При характеристике уголовно-правовых средств защиты власти, на наш взгляд, необходимо иметь в виду, что «Судебник обосновывает наказания за… преступления главным образом не свойством содеянного (corpusdelicti), а свойством преступной воли содеявшего: всякое преступление подлежит известной каре сообразно наличности или отсутствию данных, свидетельствующих о наибольшей испорченности преступника; состав преступления по общему правилу не влияет на различия в наказаниях.
Данные, свидетельствующие о наиболее дурном свойстве преступной воли лица и обосновывающие собою высшую степень уголовного возмездия, – суть: облихование на повальном обыске [173](ведомая лихость) и рецидив» [174].
«Ведомая лихость» как понятие не имела правового определения. В литературе она раскрывается достаточно широко. «“Ведомый” лихой человек – это лицо, которое уже не впервые проявляет свою преступную волю, которое пользуется репутацией завзятого, закоренелого злоумышленника, испорченность свободной воли которого ведомо обществу» [175]. Очевидно, что при такой характеристике к данной категории могли быть отнесены любые лица, которые совершили посягательство на власть.

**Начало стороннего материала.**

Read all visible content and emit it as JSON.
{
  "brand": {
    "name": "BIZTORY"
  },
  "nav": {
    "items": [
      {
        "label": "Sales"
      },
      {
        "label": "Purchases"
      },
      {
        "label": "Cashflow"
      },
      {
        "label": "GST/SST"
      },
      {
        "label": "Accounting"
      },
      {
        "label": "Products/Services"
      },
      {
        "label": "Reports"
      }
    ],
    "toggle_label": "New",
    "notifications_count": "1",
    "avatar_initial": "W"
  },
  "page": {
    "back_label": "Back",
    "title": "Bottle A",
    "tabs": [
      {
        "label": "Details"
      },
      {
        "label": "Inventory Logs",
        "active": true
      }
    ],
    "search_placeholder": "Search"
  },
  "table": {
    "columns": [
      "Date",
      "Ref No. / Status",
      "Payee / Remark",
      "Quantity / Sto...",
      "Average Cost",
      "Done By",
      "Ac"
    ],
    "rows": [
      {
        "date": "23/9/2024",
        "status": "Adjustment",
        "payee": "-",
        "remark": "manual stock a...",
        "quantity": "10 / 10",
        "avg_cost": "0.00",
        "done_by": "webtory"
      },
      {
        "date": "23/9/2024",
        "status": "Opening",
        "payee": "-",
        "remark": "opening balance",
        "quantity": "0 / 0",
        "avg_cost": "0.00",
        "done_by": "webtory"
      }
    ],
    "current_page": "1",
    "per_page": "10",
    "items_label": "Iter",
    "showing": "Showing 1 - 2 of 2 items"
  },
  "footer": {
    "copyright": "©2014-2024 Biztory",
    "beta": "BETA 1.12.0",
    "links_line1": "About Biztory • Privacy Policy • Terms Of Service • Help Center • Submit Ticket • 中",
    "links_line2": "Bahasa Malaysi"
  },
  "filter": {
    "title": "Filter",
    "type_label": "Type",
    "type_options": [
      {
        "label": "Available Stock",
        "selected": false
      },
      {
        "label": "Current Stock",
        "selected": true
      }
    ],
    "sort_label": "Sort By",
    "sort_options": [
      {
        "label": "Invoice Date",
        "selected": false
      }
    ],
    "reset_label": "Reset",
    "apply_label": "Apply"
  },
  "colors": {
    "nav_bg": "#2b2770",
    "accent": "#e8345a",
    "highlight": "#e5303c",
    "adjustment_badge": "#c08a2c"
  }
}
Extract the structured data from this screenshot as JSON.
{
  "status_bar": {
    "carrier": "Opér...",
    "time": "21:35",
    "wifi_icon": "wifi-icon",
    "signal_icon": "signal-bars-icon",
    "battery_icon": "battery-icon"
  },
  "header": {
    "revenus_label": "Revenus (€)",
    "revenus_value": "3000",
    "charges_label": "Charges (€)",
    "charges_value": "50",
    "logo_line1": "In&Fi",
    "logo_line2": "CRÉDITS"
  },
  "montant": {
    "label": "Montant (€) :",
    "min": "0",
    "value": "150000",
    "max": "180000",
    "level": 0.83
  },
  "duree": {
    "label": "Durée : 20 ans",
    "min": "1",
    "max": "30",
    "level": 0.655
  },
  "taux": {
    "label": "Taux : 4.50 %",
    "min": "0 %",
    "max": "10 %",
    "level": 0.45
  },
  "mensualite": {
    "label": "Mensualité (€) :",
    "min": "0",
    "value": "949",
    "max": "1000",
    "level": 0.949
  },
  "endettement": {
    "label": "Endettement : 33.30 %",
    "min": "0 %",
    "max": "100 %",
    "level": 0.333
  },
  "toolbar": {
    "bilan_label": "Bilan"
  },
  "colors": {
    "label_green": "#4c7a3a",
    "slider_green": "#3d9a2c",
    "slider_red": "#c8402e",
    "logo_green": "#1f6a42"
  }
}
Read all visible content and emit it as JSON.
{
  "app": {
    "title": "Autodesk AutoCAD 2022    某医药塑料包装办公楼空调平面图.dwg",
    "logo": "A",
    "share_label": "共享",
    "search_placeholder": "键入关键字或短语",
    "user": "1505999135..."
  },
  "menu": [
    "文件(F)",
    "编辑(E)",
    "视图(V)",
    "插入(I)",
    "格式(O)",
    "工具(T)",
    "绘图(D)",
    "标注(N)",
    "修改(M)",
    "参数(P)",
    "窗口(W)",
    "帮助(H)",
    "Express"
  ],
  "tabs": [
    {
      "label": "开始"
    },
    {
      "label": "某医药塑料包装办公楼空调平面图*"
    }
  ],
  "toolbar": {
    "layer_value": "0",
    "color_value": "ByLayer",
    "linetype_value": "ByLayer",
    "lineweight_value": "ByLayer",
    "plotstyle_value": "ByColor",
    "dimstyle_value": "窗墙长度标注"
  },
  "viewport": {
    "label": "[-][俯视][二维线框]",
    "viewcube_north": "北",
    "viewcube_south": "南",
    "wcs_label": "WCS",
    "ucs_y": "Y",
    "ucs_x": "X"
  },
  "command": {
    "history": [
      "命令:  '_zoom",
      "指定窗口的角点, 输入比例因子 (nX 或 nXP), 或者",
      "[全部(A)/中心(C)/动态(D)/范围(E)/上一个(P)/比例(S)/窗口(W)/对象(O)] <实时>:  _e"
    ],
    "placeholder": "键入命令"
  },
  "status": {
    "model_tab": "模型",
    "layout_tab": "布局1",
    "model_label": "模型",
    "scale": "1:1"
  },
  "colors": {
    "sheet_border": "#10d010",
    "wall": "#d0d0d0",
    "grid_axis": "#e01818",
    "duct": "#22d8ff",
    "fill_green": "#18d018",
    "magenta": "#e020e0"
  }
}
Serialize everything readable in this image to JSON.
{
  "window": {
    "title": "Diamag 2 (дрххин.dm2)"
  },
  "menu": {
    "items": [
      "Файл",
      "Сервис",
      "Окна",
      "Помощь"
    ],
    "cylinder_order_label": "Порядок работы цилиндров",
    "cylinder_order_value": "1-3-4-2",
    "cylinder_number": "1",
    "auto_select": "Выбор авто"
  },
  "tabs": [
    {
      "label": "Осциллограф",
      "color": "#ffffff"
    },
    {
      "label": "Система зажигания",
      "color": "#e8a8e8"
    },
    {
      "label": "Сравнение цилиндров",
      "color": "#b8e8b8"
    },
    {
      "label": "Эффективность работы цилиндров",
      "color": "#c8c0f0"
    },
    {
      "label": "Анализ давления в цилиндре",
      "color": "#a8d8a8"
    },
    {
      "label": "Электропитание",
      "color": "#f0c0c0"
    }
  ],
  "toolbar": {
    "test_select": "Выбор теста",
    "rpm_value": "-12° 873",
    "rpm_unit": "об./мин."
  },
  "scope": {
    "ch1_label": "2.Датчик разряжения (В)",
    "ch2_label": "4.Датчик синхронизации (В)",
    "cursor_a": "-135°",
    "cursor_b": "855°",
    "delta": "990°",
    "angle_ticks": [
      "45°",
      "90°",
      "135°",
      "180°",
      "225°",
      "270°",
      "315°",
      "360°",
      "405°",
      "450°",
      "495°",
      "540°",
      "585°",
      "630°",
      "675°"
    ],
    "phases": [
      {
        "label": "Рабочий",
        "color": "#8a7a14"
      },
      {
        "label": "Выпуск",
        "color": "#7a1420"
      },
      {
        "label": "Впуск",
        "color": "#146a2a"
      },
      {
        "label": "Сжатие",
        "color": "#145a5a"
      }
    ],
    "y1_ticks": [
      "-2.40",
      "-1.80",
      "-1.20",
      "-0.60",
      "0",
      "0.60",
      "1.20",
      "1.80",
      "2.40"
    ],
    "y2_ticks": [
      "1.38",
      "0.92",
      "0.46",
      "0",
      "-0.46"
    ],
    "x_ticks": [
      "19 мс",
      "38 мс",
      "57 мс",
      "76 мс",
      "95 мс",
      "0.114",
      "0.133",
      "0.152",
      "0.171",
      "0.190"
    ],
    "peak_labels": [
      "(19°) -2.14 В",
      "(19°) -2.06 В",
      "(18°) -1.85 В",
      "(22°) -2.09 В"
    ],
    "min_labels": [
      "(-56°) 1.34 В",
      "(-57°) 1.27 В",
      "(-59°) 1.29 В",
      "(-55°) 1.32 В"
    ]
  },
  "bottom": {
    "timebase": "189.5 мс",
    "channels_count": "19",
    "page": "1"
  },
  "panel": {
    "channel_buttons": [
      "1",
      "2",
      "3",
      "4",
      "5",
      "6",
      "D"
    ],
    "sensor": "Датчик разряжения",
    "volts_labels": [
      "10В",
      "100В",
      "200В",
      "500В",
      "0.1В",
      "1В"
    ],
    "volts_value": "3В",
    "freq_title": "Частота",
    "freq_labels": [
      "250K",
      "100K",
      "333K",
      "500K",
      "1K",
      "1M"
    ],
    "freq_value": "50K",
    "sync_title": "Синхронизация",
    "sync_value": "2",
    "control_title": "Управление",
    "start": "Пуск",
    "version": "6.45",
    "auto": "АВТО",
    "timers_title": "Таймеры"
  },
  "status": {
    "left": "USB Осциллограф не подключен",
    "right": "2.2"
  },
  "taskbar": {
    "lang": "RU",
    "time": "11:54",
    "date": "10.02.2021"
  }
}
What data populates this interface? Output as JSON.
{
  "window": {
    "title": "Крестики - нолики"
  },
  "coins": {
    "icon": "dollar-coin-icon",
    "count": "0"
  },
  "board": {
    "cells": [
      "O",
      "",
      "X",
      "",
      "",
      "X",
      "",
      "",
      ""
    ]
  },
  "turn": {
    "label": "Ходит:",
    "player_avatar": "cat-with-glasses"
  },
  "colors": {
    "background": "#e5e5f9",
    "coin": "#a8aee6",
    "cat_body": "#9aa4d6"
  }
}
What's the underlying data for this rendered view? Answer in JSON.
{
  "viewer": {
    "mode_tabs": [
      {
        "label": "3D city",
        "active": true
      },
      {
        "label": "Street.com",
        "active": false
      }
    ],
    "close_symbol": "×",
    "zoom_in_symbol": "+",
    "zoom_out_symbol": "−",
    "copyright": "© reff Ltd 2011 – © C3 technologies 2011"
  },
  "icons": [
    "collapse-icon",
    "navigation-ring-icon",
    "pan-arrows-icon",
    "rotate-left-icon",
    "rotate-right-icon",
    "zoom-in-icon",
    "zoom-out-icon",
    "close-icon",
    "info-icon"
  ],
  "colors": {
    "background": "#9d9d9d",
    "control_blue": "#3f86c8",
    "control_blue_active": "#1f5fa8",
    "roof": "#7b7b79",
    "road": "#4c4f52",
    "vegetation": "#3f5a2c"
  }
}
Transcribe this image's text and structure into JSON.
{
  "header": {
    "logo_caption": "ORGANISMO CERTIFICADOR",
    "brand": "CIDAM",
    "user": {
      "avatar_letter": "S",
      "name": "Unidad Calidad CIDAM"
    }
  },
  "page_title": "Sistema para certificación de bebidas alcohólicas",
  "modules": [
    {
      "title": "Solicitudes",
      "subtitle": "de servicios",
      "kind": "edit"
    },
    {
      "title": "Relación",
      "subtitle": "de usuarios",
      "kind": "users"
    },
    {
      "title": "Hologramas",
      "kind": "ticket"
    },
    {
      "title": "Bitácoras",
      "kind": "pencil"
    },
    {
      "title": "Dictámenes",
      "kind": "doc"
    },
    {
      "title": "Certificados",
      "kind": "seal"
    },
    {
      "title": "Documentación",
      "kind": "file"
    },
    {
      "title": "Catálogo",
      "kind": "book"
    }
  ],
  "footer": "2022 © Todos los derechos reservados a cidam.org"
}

К числу наиболее особо тяжких преступлений против власти закон относит убийство, крамолу, подмет. «Закон, выделяя их в особую категорию, обосновывает строгость отношения к ним тем, что уравнивает их с “ведомой лихостью”: лицо, совершившее одно из таких преступлений, признается… столь же опасным, как и обыкновенный преступник, если он уже не впервые совершил злодеяние, и в обществе сложилось о нем дурная слава…» [176].
В ст. 9 Судебника говорится: «А государскому убойце и коромолнику, церковному татю, и головному, и подымщику, и зажигалнику, ведомому лихому человеку живота не дати, казнити его смертною казнью». Давая общую характеристику этой норме, П. Н. Мрочек-Дроздовский отмечает: «Я считаю слова: “…ведомому лихому человеку” – приложением ко всему ряду предшествующих слов: “А государскому убийце… и коромольнику, церковному татю и головному и подметчику, и зажигальнику”… перевод этой статьи таков: “А убийце своего господина, бунтовщику, церковному татю и татю свободы людей (продажа в холопство свободных), и подметчику, и поджигателю, как ведомым лихим людям, – смертная казнь”. Т. е. “ведомому лихому человеку” – здесь просто повторение сказанного в 8 ст. [177]… полагающей ту же кару облихованному преступнику, несмотря на состав преступления… преступления 9 ст. и без облихования вели к тому же наказанию» [178].
Иная трактовка сути указанного словосочетания дается А. Г. Поляком. По его мнению, наказание «ведомого лихого человека» не связывается с совершением какого-либо деяния из числа указанных в ст. 9 Судебника [179].
Архитектоника рассматриваемой нормы, ее соотношение со ст. 8 Судебника скорее свидетельствуют о правоте А. Г. Поляка. В этом случае законодатель вводит ответственность вне зависимости от состава преступления, только в связи с характеристикой личности, что является отражением усиления террора в период создания Судебника.
Надо иметь в виду, что «государский убойца» – не убийца государя, феодального монарха, а крестьянин, убивший своего хозяина (владельца). Именно так переводили это словосочетание исследователи судебников [180]. В этом значении слово «государь» употребляется во многих памятниках права XV в. Например, в Псковской судной грамоте (кстати сказать, многие специалисты полагают, что именно ст. 7 этой грамоты лежит в основе ст. 9 Судебника) говорится: «…а которой государь захочет отрод дать своему зорнику [181]…» (ст. 42); «…а государю на изорники, или на огородники, или на кочетники [182]волно и взакличь [183]своей покруты [184]и сочить…» (ст. 44); «…а коли изорник имеет запиратся у государя покруты…» (ст. 51).
Среди государственных преступлений в XVI в., как уже указывалось, выделялась крамола. Она упоминалась еще в договорах XIV в. как деяние, суть которого заключалась главным образом в отъездах местных князей и бояр, пытавшихся сохранить свою самостоятельность. Отсюда и применяемые к ним меры состояли лишь в лишении чина и вотчин. Однако впоследствии по мере усиления противоборства с великокняжеской властью крупные бояре стали прибегать к прямой измене, заговорам, восстаниям и иным действиям, направленным против власти и жизни самогó великого князя. Особенно ярко это проявилось в XV в. во время продолжительной феодальной войны, когда власть в Москве не раз переходила к удельным князьям. Великий князь Василия II был даже ослеплен [185].